Passado mais de um ano da aprovação pela Assembleia da República as famílias continuam a aguardam que o Governo crie o estatuto do Cuidador Informal, mas até agora “não houve qualquer desenvolvimento”, lembrou José Carreira, Presidente da Alzheimer Portugal, e acrescentou: “Os cuidadores informais têm uma grande importância na vida das pessoas com doença de Alzheimer, pois são estes que lidam com as dificuldades que a demência traz e dedicam grande parte do seu tempo a essas pessoas.”

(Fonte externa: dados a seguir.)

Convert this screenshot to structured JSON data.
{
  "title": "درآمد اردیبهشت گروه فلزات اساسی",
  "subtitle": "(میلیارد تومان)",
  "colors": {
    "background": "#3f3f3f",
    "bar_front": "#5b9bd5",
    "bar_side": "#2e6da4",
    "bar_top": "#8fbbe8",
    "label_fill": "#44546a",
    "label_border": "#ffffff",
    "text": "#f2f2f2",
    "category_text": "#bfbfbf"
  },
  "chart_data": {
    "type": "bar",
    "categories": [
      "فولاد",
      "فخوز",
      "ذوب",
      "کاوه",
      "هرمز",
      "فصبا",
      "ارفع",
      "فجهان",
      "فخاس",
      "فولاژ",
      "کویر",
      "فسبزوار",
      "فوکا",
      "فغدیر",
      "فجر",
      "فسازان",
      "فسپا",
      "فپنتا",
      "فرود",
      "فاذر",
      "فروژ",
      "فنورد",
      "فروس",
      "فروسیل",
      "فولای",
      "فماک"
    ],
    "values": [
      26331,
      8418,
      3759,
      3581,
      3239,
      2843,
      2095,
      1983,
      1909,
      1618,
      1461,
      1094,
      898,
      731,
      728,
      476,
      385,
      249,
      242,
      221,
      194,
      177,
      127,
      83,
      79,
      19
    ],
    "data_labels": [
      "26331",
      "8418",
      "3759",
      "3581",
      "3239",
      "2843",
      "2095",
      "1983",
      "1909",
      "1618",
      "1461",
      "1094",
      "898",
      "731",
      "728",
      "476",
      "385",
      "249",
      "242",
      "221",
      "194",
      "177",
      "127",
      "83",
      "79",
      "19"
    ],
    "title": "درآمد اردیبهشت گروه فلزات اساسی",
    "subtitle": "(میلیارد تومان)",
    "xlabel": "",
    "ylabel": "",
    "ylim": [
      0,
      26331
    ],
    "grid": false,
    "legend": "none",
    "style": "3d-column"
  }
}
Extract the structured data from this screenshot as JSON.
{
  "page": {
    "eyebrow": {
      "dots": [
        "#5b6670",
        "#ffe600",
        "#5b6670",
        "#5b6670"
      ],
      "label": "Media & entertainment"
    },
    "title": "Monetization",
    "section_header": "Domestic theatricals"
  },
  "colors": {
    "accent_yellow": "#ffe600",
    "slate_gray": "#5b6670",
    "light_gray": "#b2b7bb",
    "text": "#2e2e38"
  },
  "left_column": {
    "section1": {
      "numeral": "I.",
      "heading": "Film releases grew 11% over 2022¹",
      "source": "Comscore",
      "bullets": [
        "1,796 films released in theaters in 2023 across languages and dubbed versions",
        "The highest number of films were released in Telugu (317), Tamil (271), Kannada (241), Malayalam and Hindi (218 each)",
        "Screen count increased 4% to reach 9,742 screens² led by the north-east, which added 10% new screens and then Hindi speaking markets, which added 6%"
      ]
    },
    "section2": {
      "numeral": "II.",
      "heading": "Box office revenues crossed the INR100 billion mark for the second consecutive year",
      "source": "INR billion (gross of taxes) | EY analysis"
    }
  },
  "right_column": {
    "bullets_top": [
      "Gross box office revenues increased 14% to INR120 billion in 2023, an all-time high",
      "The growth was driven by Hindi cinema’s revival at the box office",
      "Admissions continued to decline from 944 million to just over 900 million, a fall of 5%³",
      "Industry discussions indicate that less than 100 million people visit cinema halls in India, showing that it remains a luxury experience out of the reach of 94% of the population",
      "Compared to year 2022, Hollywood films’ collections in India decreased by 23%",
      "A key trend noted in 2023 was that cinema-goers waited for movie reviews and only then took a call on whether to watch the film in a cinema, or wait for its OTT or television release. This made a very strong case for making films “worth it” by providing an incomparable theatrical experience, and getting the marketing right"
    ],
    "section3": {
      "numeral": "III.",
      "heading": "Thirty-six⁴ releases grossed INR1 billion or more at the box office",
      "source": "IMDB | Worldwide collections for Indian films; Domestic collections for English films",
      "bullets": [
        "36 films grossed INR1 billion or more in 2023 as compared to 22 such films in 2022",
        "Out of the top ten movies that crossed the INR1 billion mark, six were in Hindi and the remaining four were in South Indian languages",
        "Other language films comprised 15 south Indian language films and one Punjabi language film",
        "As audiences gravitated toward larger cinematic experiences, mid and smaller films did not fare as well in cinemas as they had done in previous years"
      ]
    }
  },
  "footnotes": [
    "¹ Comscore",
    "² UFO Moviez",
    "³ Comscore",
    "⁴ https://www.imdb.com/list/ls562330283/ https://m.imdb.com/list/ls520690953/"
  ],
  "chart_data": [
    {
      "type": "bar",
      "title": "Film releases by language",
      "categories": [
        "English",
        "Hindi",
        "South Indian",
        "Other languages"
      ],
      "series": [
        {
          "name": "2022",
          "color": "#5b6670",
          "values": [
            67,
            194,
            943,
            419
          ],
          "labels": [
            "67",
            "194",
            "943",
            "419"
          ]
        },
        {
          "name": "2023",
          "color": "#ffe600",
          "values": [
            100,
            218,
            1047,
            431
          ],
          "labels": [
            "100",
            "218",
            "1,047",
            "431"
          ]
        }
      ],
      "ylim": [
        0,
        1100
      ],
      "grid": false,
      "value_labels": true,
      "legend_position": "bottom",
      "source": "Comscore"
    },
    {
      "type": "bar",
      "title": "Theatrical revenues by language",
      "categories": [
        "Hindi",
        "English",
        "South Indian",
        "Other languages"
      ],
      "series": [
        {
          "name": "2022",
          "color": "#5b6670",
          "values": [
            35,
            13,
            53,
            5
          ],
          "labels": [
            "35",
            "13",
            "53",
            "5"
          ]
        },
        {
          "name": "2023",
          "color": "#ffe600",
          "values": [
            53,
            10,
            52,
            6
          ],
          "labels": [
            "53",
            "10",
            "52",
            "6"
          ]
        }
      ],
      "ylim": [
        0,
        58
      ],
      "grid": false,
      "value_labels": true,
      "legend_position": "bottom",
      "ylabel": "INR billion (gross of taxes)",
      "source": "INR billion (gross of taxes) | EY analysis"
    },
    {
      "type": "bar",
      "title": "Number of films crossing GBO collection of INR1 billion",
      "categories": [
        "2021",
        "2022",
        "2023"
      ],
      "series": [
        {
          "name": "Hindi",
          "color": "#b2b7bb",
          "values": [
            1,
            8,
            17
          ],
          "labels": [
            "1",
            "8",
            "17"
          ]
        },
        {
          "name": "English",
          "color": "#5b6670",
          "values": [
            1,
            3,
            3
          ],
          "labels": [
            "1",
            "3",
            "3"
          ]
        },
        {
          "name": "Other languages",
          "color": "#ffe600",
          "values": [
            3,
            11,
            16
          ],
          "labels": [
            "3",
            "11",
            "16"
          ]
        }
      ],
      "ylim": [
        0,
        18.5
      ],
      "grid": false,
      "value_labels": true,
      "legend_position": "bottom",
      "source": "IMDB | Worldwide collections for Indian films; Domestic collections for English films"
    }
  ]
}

No âmbito do Dia Mundial do Cuidador, que se assinala a 5 de novembro, José Carreira lembra que “com o envelhecimento da população, é preciso que sejam criadas as condições necessárias para que os idosos e as pessoas com dependência fiquem em sua casa e, ao mesmo tempo, possam ser apoiadas”, pelo que com “o estatuto do Cuidador Informal será possível apoiar quem cuida de pessoas dependentes, por exemplo, através da flexibilização do horário de trabalho e de benefícios fiscais.”

De acordo com a Entidade Reguladora da Saúde, indica a Alzheimer Portugal, Portugal é um dos Estados-Membros da União Europeia que possui mais cuidadores informais sem formação e um dos países com maior taxa de cuidados domiciliários informais.